Remember, if RASE is new to you, please read the “Beginners Guide“.

  • http://flastar.ru/blog flastar

    Awesome article! Thx for share!

  • http://www.akwebgenius.com/blog Stacey Reiman

    Looks very cool, I need to find a way to use this kind of stuff with my current project. Thanks for the article.

  • pankaj kumar

    Thanks ! will use RASE soon :-)

  • http://zanuka.com Mike Delucchi

    Nice example, and RASE is cool for sure…

    I’m curious for more info and real-world examples/benefits. Would be great to do a side by side comparison though to further illustrate the benefits of using traits …. vs the traditional methods as3 coders use every day in IDE’s like FlashBuilder, FDT, etc… for example, how would traits help out in an as3 project using pureMVC framework for example.

  • djheru

    One of the fundamental tenets of good object-oriented programming is “favor composition over inheritance”. The key is to consider the relationship between the two objects. If it is a “has a” relationship, then composition is more appropriate. If it is a “is a” relationship, then inheritance is more appropriate. By using inheritance in this fashion, you are reducing flexibility and will be a lot more likely to code yourself into corners as you try to add new features.

    • djheru

      To expand on my comments above, let’s say that during runtime, the Creature object gains the ability to speak telepathically. With inheritance, your Speak class will have to need to be rewritten to incorporate this new implementation of the speak() method. With composition, you could simply replace the Speak class with a TelepathySpeak class at runtime (assuming they both implement the ISpeaker interface or both extend a parent class that does).

      • http://www.realaxy.com Eugene
        Author

        I agree completely with your arguments. I feel, you did not catch some important features. Traits language just realizes multiple inheritance through a composition.

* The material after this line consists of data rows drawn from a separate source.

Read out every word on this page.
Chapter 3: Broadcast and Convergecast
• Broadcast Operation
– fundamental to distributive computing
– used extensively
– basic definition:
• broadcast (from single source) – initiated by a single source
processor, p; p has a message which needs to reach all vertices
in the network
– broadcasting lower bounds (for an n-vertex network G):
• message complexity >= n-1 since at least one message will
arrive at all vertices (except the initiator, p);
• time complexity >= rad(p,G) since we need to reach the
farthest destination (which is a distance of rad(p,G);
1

All the shortcomings of the multiple inheritance based on the class inheritance are nowhere in evidence here. The composition is just implemented in a more convenient way.

        The only thing you need is to add a trait in a list of implemented classes. The editor does the rest. Furthermore, it also provides some Typesystem checks that would help you avoid errors in extending classes by means of composition.

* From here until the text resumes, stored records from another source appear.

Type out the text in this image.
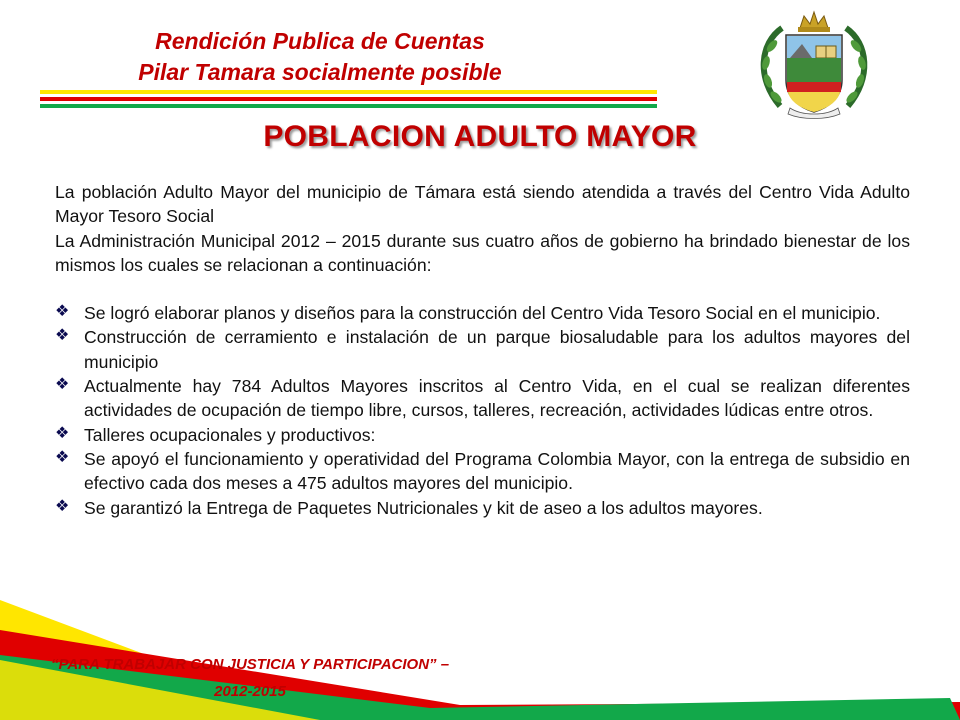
Rendición Publica de Cuentas
Pilar Tamara socialmente posible
POBLACION ADULTO MAYOR

La población Adulto Mayor del municipio de Támara está siendo atendida a través del Centro Vida Adulto Mayor Tesoro Social

La Administración Municipal 2012 – 2015 durante sus cuatro años de gobierno ha brindado bienestar de los mismos los cuales se relacionan a continuación:

❖ Se logró elaborar planos y diseños para la construcción del Centro Vida Tesoro Social en el municipio.
❖ Construcción de cerramiento e instalación de un parque biosaludable para los adultos mayores del municipio
❖ Actualmente hay 784 Adultos Mayores inscritos al Centro Vida, en el cual se realizan diferentes actividades de ocupación de tiempo libre, cursos, talleres, recreación, actividades lúdicas entre otros.
❖ Talleres ocupacionales y productivos:
❖ Se apoyó el funcionamiento y operatividad del Programa Colombia Mayor, con la entrega de subsidio en efectivo cada dos meses a 475 adultos mayores del municipio.
❖ Se garantizó la Entrega de Paquetes Nutricionales y kit de aseo a los adultos mayores.
“PARA TRABAJAR CON JUSTICIA Y PARTICIPACION” –
2012-2015
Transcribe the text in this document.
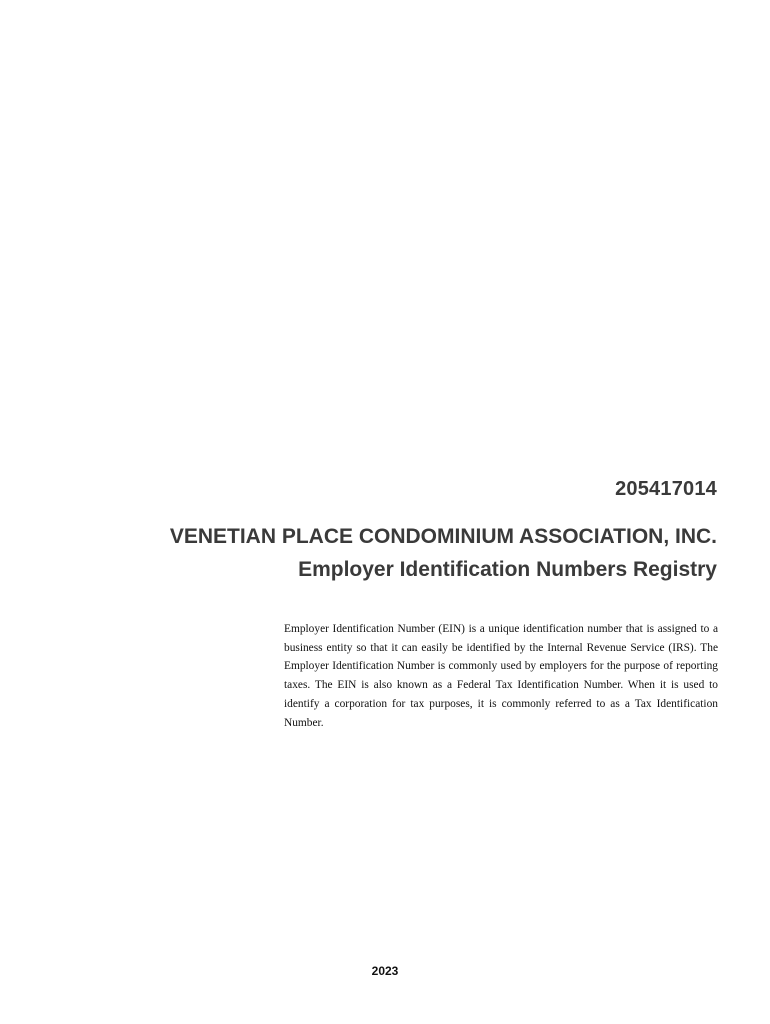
205417014
VENETIAN PLACE CONDOMINIUM ASSOCIATION, INC.
Employer Identification Numbers Registry

Employer Identification Number (EIN) is a unique identification number that is assigned to a business entity so that it can easily be identified by the Internal Revenue Service (IRS). The Employer Identification Number is commonly used by employers for the purpose of reporting taxes. The EIN is also known as a Federal Tax Identification Number. When it is used to identify a corporation for tax purposes, it is commonly referred to as a Tax Identification Number.

2023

        We are also not alone in such approach. Exactly the same decision is used in the OOP language Groovy++ — http://code.google.com/p/groovypptest/wiki/Traits

  • Chris

    I agree with djheru because if the inheritance tree gets too deep, you create dependencies on the ancestor classes. That is if you change an ancestor, you have to then recompile every project that uses that class.

    The other thing about multiple inheritance is you haven’t discussed how you handle repeated inheritance. If you have class A with methods M1, M2 and you create a class B that inherits from A and you create a class C that also inherits from A and class C overrides method M2 then you create class D that inherits from classes B and C. How you handle the fact that D how has two method M1s and two but different method M2s? There are also cases where you want to have both methods but with different names, how do you handle that?

    Is there an Eclipse version these tools?

  • https://github.com/puppetMaster3/Gamina-Core Vic

    https://github.com/puppetMaster3/Gamina-Core

    Above is another Composition, but as a framework.